Fall Native Seed Collection

We are enjoying late Indian Summer temperatures right now in central Minnesota and it's an excellent time to collect native seeds before the snow comes.

For collecting seed in our yard, I buy a package of Coin Envelopes every couple of years. They're slightly larger than a business card in size and can hold a lot of seed.

These easy to gather fluffy white seeds are Zigzag Goldenrod (Solidago flexicaulis).

For more difficult to gather seeds (ones that are small or enclosed in a capsule), I like to use a white frisbee.
I shake or bang the seed heads onto the upside down frisbee and can easily see the seed as it falls out. It's easy to remove any extra leaves as well.

These seeds pictured in the second photo are Great St. John's Wort (Hypericum pyramidatum). They are very tiny but also easy to collect once the capsule opens.

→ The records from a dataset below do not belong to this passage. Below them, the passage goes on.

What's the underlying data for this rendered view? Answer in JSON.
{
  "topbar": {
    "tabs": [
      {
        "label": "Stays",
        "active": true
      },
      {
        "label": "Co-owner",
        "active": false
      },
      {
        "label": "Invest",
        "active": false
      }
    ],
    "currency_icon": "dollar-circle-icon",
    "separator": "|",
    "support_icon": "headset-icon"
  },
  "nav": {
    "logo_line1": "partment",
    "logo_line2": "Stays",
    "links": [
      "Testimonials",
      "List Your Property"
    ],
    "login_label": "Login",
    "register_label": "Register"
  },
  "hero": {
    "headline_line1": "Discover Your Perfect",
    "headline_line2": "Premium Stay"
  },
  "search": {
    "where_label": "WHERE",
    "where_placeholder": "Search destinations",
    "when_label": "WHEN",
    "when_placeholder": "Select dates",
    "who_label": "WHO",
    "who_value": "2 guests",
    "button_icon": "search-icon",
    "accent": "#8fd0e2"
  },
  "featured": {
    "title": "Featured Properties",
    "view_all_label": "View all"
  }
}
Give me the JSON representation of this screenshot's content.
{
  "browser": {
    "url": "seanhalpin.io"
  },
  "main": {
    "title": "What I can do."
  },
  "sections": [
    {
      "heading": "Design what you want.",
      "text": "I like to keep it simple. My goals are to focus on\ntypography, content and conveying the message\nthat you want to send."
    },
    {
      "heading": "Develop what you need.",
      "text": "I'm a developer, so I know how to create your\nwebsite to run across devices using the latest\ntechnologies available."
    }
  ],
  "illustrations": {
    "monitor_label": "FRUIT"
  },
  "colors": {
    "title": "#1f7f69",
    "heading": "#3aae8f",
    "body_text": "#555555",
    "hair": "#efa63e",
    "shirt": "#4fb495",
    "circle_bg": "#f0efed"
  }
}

Once the seeds are collected for a particular species, they can be poured into the labeled envelope.

Some seed capsules are very hard to open. An example is the Wild Petunia (Ruellia humilis). You can gently hit the seed capsules with a rubber mallot to break them open.

With any seed collection, timing is everything. Most seeds need to be fully ripened before being collected. Some seed capsules are designed to disperse seed great distances, others shake out the seed like salt shakers when the wind blows, for example, Harebell (Campanula rotundifolia).

It is best to refer to books or seed catalogs for specific growing information for each species.
One book we really like is William Cullina's Growing and Propagating Wildflowers.

Prairie Moon Nursery's Catalog and Cultural Guide is also an excellent resource.

We will store our collected fall seed until mid February.
We then divide the seed into two categories, cold/damp stratification and cold/dry stratification. The cold/damp seeds go into zipper lock bags and are mixed with damp sand. They are then put in the back of our fridge for a minimum of 30 days, and sometimes as long as 90 days depending on what is recommended. The dry/cold seed is put in the fridge in the collection envelopes.

Most legume seeds will require scarification (scratching the seed coat in order for moisture to penetrate). This is especially true for Lupinus, Baptisia, and Astragalus species.

We will either direct sow our stratified seeds in the spring in the landscape once the soil warms up, or sow them in pots to grow out after they have been stratified.